Henokh dilukiskan dalam Yudas. “Juga tentang mereka Henokh, keturunan ke tujuh dari Adam, telah bernubuat katanya: “Sesungguhnya Tuhan datang dengan beribu-ribu orang kudusNya, hendak menghakimi semua orang dan menjatuhkan hukuman atas orang-orang fasik karena semua perbuatan fasik, yang mereka lakukan dan karena semua kata-kata nista, yang diucapkan orang-orang berdosa yang fasik itu terhadap Tuhan.” (Yudas 14-15). Namun kitab Kejadian hanya menyatakan  : “Dan Henokh hidup bergaul dengan Allah selama tiga ratus tahun lagi, setelah ia memperanakkan Metusalah, dan ia memperanakkan anak-anak lelaki dan perempuan. Jadi Henokh mencapai umur tiga ratus enam puluh lima tahun. Dan Henokh hidup bergaul dengan Allah, lalu ia tidak ada lagi, sebab ia telah diangkat oleh Allah.” (Kejadian 5:22-24). Apakah yang telah terjadi dengan Henokh ?

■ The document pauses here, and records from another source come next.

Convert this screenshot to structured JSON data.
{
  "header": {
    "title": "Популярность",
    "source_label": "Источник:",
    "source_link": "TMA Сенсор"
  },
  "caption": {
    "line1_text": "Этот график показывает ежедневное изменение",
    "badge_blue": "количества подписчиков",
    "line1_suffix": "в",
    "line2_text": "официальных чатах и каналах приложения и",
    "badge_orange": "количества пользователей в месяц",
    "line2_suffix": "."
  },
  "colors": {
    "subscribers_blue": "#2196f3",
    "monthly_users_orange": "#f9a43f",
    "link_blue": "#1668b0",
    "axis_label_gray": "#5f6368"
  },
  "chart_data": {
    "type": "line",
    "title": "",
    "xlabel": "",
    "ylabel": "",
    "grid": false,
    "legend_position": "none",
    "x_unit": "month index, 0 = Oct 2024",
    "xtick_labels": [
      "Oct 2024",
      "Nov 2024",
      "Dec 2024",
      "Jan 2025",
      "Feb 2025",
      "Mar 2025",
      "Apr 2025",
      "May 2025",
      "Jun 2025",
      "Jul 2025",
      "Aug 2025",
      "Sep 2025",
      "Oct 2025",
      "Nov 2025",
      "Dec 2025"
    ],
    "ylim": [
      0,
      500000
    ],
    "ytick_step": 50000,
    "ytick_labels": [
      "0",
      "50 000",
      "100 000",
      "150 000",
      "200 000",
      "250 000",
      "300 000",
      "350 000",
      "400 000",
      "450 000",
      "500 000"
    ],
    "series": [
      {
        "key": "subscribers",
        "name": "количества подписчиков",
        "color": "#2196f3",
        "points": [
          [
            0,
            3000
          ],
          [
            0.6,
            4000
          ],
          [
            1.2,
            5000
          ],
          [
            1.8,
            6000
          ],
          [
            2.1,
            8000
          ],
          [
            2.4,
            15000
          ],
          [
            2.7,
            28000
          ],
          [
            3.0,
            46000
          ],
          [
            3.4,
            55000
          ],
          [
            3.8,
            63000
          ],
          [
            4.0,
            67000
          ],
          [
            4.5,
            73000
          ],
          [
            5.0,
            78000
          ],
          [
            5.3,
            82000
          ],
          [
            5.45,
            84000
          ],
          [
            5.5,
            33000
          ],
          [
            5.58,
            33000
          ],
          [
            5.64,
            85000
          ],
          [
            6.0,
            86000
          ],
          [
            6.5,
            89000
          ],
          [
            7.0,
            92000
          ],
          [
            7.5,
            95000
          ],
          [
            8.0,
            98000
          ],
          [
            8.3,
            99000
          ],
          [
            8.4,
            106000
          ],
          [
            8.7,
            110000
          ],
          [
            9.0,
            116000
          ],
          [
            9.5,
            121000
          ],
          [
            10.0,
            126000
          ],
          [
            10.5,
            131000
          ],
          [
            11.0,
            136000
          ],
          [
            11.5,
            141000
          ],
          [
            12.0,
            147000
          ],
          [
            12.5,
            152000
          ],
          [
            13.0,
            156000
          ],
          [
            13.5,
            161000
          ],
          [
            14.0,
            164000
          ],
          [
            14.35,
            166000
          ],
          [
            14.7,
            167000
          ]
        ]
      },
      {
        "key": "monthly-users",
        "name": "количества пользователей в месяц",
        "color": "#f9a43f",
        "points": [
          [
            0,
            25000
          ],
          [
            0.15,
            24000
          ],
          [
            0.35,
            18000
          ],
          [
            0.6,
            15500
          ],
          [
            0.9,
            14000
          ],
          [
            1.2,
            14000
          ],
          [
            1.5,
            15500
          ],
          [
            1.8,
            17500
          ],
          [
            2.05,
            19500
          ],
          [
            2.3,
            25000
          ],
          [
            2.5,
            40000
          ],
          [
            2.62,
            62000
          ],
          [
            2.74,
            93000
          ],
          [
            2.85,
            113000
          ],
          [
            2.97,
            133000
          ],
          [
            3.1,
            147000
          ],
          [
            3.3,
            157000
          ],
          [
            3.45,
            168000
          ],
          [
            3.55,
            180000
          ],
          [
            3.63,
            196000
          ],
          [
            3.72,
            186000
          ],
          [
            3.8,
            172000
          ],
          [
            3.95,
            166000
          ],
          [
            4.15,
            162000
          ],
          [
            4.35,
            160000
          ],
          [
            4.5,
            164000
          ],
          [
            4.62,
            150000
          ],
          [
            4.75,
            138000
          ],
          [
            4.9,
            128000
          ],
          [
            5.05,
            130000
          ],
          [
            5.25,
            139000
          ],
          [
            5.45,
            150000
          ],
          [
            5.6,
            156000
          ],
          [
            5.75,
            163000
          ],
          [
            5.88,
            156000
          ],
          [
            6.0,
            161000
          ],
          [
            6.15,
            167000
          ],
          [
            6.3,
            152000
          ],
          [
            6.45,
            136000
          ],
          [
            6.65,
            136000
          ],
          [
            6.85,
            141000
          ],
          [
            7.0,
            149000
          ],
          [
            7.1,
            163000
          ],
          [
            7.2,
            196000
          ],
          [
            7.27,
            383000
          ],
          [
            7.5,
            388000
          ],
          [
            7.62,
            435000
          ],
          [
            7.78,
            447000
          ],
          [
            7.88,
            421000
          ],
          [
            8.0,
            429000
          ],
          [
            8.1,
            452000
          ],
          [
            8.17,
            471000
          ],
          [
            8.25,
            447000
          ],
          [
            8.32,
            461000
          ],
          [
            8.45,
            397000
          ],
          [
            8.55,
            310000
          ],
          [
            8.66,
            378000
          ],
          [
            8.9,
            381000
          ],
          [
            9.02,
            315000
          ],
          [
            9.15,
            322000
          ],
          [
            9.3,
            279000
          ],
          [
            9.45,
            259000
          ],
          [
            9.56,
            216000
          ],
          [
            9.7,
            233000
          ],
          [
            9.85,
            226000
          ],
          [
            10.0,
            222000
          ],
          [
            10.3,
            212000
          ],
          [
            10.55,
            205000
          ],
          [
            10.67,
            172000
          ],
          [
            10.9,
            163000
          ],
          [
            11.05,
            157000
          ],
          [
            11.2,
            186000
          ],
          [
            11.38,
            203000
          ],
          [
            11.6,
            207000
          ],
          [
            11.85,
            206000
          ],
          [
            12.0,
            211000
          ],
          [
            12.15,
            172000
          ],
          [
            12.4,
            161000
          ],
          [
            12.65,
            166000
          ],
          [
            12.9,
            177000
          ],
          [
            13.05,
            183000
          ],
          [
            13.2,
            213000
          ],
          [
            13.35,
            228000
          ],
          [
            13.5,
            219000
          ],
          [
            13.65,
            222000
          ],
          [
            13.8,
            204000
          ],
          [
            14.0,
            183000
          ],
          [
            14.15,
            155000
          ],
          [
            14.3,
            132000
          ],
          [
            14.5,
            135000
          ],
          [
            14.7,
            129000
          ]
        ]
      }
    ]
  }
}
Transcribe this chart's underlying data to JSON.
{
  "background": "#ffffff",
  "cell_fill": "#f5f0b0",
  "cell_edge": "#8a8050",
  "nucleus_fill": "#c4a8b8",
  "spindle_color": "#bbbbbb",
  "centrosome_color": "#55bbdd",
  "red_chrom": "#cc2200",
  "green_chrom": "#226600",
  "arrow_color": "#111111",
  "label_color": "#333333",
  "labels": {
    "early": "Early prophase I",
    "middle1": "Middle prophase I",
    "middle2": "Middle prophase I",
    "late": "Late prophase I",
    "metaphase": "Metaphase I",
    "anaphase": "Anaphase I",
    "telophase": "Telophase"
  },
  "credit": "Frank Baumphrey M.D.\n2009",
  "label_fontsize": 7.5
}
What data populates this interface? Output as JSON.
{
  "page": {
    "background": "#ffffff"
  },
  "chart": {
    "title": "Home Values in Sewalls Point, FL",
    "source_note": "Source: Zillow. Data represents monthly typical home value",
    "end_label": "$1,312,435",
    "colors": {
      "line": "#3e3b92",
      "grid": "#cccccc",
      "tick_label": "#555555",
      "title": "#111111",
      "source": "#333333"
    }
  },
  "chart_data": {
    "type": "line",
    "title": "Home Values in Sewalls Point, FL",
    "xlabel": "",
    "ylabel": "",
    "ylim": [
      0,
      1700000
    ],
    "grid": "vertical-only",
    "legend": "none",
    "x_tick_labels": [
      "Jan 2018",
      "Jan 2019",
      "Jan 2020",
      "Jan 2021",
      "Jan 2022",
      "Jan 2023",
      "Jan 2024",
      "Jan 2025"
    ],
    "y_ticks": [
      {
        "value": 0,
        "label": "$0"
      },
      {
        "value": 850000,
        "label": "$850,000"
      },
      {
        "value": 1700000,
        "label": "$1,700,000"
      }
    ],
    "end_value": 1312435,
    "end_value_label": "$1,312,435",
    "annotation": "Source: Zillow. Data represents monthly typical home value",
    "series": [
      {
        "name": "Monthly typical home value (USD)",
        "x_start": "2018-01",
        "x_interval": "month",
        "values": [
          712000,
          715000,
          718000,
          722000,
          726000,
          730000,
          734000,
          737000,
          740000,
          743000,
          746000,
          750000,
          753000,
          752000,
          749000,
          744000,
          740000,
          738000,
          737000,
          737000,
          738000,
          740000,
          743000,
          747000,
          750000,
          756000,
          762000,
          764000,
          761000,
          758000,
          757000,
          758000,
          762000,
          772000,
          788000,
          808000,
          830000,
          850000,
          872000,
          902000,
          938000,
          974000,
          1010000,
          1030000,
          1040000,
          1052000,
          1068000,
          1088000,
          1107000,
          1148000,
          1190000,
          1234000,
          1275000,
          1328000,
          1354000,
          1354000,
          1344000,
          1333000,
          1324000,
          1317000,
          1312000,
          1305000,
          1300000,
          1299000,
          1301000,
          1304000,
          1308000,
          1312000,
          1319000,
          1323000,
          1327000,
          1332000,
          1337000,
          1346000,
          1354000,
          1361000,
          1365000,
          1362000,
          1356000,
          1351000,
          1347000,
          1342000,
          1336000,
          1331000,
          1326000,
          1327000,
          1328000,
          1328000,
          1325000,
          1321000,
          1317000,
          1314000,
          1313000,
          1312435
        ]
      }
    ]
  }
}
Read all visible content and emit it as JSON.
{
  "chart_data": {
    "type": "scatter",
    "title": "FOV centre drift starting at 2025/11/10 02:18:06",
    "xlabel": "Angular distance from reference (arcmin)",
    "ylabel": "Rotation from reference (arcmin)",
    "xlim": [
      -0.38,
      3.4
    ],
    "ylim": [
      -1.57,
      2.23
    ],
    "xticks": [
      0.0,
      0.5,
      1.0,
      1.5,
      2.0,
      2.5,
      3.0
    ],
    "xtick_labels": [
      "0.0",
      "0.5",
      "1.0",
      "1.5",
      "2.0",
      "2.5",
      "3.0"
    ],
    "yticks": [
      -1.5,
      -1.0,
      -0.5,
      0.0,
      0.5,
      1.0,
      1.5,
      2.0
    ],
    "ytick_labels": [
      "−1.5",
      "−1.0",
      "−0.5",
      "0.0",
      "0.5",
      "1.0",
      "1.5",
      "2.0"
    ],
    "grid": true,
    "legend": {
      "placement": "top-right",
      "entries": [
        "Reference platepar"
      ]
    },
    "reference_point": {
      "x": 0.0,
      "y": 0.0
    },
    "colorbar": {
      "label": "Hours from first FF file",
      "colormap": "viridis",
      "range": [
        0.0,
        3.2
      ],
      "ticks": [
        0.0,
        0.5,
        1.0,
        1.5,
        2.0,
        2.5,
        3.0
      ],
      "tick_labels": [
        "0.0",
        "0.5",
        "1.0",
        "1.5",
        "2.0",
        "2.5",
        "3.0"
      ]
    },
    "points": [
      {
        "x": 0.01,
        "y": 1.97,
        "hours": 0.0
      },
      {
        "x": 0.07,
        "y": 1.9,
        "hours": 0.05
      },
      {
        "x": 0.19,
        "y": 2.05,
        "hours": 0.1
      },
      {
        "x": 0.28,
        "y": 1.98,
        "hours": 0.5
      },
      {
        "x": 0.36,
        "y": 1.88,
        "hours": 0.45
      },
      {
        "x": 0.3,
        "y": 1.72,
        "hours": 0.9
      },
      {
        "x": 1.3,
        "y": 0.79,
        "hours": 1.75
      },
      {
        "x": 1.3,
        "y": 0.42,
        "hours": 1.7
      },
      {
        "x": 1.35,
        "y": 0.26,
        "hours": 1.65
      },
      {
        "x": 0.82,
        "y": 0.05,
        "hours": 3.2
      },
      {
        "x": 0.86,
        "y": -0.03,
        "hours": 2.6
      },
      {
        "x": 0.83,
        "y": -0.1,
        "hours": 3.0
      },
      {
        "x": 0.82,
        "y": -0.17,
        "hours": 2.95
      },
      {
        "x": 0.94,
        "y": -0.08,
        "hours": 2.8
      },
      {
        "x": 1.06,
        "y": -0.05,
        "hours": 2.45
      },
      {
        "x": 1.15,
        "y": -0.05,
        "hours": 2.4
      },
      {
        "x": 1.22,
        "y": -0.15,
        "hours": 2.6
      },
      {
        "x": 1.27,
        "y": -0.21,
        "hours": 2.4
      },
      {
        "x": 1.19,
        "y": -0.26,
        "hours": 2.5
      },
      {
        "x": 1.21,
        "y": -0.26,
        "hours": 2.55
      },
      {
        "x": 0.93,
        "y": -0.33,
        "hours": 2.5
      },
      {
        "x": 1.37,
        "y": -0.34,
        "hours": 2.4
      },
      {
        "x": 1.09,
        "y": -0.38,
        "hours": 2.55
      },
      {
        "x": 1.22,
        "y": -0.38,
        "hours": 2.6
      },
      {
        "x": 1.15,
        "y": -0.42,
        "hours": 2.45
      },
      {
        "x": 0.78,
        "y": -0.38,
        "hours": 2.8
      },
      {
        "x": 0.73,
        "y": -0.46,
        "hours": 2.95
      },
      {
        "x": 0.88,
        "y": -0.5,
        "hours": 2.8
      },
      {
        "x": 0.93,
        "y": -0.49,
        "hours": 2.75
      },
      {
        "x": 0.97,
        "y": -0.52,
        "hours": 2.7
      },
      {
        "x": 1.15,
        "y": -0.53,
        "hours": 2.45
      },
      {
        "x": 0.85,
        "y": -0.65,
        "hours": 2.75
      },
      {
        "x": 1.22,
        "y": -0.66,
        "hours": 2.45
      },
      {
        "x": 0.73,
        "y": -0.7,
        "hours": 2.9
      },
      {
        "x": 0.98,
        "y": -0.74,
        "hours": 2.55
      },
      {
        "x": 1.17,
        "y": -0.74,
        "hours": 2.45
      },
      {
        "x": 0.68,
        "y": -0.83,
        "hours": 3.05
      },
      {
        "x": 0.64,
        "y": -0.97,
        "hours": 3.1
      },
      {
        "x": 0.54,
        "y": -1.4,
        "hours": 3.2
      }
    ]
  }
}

Henokh merupakan nabi pada zaman awal manusia hidup di bumi ini. Pada waktu itu manusia masih menghayati kisah tentang Taman Firdaus. Yakni tentang pengalaman Adam dengan Tuhan pada waktu senja yang sejuk di taman Firdaus. Henokh telah bernubuat tentang satu hari yang akan tiba kedatangan Tuhan untuk kedua kali mendatangkan pehukuman bagi dunia. Namun, di tengah pelayanan Henokh, ia belajar bagaimana hidup bergaul dengan Allah, Tuhan senang dan menikmati pergaulanNya dengan Henokh demikian rupa sehingga Alkitab berkata: “Ia tiada lagi.” Tuhan telah mengangkat dia ke dalam surga sehingga Tuhan dapat menikmati persekutuan dengan dia untuk selama-lamanya. Ia juga menanti-nantikan kedatangan Tuhan yang kedua kali, - apabila Henokh tergolong di antara ratusan ribu orang kudus (atau suatu jumlah yang tak terbilang lagi), yang akan datang bersama-sama dengan Kristus, yang akan muncul sebagai Hakim Yang Mahabenar.

Saya telah memperkembangkan satu persekutuan yang akrab dengan Tuhan yang telah mempertajam roh saya dan menyebabkan saya mampu menang-gulangi serangan-serangan iblis. Tidak ada yang lebih penting bagi saya dari waktu yang tidak terbatas untuk bersekutu dengan Tuhan yang begitu banyak saya nikmati. Banyak di antara anggota siding jemaat kami pergi ke Bukit Doa untuk melakukan hubungan semacam ini dengan Tuhan dan merenung. Yang lain lagi menyisihkan tempat khusus dalam rumah mereka untuk mengucilkan diri dan menyendiri dengan Tuhan. Akan tetapi di mana pun tempat Anda melakukan renungan pribadi soal itu kuranglah begitu penting. Yang terlebih penting ialah renungan itu sendiri!